Wybaczcie, ale nie będę opisywał koncertów, a skupię się
jedynie na tych, które zrobiły na mnie największe wrażenie. Niestety tak się
składa, że w większości będą to zespoły, które zagrały na dużej scenie, bo do
małej nie szło się dopchać… a i przeglądanie „atrakcji towarzyszących”
kolidowało z koncertami, ale żeby nie było niedomówień każdego koncertu
wysłuchałem na tyle na ile wystarczyło czasu i możliwości przestrzennych.
Bardzo ciekaw byłem koncertu Obscure Sphinx, ale niestety… koncertu nie obejrzałem, a jedynie wysłuchałem…
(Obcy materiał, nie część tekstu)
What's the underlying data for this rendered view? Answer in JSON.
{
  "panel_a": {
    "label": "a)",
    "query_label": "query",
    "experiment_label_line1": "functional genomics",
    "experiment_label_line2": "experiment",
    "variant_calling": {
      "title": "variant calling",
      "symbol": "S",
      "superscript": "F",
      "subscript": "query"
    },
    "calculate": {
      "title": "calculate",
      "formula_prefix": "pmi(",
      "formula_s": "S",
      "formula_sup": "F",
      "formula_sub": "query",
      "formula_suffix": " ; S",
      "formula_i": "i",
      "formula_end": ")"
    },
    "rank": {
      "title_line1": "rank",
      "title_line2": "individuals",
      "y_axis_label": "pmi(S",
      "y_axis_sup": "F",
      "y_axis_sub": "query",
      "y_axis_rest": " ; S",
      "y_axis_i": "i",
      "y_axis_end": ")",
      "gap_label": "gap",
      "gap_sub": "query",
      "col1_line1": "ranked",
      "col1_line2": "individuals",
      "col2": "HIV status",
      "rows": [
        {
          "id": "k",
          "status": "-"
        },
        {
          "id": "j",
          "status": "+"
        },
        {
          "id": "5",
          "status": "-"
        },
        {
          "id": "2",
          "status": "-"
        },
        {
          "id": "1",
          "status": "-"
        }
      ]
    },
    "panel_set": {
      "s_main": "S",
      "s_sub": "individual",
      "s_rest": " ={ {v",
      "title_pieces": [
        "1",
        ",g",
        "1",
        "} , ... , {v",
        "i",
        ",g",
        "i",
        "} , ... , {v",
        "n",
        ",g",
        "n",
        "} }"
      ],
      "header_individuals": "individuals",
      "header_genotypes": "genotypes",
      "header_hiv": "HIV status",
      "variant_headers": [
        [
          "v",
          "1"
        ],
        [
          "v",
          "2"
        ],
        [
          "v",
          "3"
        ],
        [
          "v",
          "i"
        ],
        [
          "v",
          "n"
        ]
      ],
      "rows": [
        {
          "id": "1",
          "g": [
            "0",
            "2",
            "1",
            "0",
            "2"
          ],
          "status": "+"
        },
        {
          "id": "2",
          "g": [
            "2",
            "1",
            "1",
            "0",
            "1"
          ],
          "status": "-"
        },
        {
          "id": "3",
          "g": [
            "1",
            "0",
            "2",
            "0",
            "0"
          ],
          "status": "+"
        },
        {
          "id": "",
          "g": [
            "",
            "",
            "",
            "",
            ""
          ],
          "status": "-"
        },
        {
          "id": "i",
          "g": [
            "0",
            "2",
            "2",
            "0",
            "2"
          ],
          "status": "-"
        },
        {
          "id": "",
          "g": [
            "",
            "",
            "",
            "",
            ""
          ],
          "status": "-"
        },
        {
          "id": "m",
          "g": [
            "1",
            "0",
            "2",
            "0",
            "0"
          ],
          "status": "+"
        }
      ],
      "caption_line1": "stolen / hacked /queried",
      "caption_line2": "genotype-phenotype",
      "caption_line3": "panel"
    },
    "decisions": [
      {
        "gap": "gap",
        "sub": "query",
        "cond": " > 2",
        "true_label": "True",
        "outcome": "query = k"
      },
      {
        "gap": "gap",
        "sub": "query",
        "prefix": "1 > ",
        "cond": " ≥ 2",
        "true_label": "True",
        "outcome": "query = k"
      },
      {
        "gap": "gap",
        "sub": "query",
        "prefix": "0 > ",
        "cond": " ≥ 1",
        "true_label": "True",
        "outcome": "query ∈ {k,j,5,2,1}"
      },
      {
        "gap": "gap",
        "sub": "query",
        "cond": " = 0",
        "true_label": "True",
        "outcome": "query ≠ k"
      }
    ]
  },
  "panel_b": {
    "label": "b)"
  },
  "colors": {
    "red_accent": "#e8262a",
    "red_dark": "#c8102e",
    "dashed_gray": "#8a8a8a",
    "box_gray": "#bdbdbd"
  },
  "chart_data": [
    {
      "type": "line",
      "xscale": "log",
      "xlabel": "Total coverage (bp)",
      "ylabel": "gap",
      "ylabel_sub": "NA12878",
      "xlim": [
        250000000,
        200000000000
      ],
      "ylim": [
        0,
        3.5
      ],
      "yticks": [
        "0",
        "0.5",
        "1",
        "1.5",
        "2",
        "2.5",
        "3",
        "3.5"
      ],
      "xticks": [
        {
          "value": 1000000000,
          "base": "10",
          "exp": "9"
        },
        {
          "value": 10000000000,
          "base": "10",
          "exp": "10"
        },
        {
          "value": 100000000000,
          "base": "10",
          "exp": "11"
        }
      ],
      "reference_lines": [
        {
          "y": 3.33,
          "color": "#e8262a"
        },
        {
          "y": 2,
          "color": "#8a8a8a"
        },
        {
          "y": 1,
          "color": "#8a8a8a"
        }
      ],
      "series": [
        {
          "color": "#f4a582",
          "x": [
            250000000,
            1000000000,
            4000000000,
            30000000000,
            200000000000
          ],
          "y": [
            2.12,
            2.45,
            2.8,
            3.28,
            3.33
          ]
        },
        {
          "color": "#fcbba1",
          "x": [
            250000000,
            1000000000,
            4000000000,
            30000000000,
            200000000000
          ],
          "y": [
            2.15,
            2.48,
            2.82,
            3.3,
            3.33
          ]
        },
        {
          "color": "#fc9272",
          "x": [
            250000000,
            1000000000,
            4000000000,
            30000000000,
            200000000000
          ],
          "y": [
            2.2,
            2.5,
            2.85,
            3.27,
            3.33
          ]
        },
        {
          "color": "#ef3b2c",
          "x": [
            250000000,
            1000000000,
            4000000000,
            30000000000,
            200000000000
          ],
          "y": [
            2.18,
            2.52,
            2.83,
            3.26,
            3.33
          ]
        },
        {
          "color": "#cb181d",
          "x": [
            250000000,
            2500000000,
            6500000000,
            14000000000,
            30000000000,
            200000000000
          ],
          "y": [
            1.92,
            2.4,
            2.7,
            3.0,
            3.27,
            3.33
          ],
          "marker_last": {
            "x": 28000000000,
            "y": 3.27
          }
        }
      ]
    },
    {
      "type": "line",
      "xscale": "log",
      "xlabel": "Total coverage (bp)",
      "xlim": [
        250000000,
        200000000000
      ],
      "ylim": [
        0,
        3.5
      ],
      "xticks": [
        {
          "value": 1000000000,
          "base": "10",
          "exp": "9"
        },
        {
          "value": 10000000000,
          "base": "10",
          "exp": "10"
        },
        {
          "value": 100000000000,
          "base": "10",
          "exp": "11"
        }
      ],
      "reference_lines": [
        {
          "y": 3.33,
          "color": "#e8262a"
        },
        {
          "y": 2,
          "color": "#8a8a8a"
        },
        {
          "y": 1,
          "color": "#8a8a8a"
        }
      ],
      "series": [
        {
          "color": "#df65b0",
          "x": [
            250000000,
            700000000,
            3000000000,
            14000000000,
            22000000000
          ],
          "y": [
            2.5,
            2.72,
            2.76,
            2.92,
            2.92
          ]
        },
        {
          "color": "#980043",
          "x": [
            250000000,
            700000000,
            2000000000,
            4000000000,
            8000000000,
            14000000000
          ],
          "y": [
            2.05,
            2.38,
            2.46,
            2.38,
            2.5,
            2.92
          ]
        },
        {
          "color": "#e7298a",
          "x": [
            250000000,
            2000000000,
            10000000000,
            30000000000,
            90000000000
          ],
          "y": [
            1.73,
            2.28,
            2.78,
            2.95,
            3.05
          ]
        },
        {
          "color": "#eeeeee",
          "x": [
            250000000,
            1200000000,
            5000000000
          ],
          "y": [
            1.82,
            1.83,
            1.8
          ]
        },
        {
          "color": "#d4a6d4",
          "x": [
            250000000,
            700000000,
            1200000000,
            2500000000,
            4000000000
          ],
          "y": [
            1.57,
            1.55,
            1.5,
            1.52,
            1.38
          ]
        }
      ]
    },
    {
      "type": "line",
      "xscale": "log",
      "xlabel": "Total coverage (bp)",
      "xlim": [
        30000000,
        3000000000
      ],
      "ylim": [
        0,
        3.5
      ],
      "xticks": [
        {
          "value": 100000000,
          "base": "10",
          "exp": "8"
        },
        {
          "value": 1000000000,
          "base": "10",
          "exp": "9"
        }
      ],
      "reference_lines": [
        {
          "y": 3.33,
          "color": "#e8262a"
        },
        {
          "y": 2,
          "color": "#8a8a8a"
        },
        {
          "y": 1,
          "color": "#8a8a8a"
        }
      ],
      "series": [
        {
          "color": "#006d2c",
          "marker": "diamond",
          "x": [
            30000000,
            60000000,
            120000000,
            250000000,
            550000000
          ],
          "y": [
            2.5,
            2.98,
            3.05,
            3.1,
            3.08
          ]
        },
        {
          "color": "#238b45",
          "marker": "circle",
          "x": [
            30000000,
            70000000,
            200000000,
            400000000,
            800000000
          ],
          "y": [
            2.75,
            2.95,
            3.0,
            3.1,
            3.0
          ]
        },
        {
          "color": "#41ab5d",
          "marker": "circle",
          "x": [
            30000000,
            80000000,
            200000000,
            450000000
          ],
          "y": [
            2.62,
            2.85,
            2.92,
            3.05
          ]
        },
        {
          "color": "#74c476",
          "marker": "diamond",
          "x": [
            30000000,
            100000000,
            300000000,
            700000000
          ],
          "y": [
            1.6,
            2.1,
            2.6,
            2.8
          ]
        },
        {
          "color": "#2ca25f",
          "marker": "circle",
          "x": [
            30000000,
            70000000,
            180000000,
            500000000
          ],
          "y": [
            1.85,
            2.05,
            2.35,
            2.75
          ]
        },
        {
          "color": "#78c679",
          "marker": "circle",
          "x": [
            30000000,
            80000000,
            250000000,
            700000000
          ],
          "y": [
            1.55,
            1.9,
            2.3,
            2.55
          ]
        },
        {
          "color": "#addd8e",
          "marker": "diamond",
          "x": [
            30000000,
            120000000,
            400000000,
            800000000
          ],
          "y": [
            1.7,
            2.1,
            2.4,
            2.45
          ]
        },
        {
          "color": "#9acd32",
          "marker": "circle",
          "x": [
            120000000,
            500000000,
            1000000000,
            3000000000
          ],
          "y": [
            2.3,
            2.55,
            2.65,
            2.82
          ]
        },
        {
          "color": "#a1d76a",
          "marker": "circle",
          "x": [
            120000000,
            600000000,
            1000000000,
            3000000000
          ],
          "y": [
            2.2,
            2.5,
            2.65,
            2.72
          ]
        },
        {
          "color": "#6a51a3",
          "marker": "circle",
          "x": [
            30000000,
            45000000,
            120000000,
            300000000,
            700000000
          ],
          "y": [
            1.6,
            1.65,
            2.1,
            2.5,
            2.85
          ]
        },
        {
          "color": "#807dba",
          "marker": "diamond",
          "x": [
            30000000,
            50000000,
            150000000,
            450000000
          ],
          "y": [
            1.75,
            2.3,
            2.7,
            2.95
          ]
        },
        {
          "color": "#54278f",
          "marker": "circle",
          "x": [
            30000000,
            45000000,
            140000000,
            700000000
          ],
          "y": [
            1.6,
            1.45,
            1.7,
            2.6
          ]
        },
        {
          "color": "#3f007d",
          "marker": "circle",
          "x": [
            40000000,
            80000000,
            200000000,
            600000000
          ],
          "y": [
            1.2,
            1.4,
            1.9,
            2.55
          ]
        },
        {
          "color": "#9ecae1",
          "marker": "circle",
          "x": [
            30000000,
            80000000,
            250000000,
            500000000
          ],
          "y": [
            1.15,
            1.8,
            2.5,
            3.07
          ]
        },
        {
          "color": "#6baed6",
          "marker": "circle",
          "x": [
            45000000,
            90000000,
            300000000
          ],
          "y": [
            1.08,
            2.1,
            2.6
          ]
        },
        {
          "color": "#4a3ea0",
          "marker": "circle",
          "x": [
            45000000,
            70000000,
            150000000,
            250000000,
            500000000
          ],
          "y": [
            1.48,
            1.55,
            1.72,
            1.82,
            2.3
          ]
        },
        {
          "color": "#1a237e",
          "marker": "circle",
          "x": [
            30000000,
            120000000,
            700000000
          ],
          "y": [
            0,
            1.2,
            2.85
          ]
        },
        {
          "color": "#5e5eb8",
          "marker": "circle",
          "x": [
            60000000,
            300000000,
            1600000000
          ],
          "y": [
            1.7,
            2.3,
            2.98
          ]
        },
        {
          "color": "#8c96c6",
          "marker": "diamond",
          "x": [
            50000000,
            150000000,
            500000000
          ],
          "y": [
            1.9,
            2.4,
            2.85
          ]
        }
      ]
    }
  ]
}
dzieląc czas na przeglądnie wystaw, podobnie było z CETI… w moim odczuciu obie te kapele bardzo dużo straciły na tym,
że występowały w mniejszej przestrzeni.



Podsumowując… czy znalazłem „to coś”? TAK zdecydowanie Animations, poza tym w moich domowych
głośnikach zadomowił się Coroner a po latach wrócił Sodom. Z pewnością będę sięgał po materiał wszystkich kapel, bo
naprawdę, ale to naprawdę zestaw był wyśmienity. Z wydarzeń towarzyszących największe
wrażenie zrobiła na mnie wystawa Agi
Krysiuk – czyli obrazy z płyt winylowych. Natomiast sama Metalmania 2017 to
mocny powrót dobrego polskiego metalowego święta. Nie żałuję ani chwili
spędzonej w Spodku i już dzisiaj wiem, że chcę tam być za rok!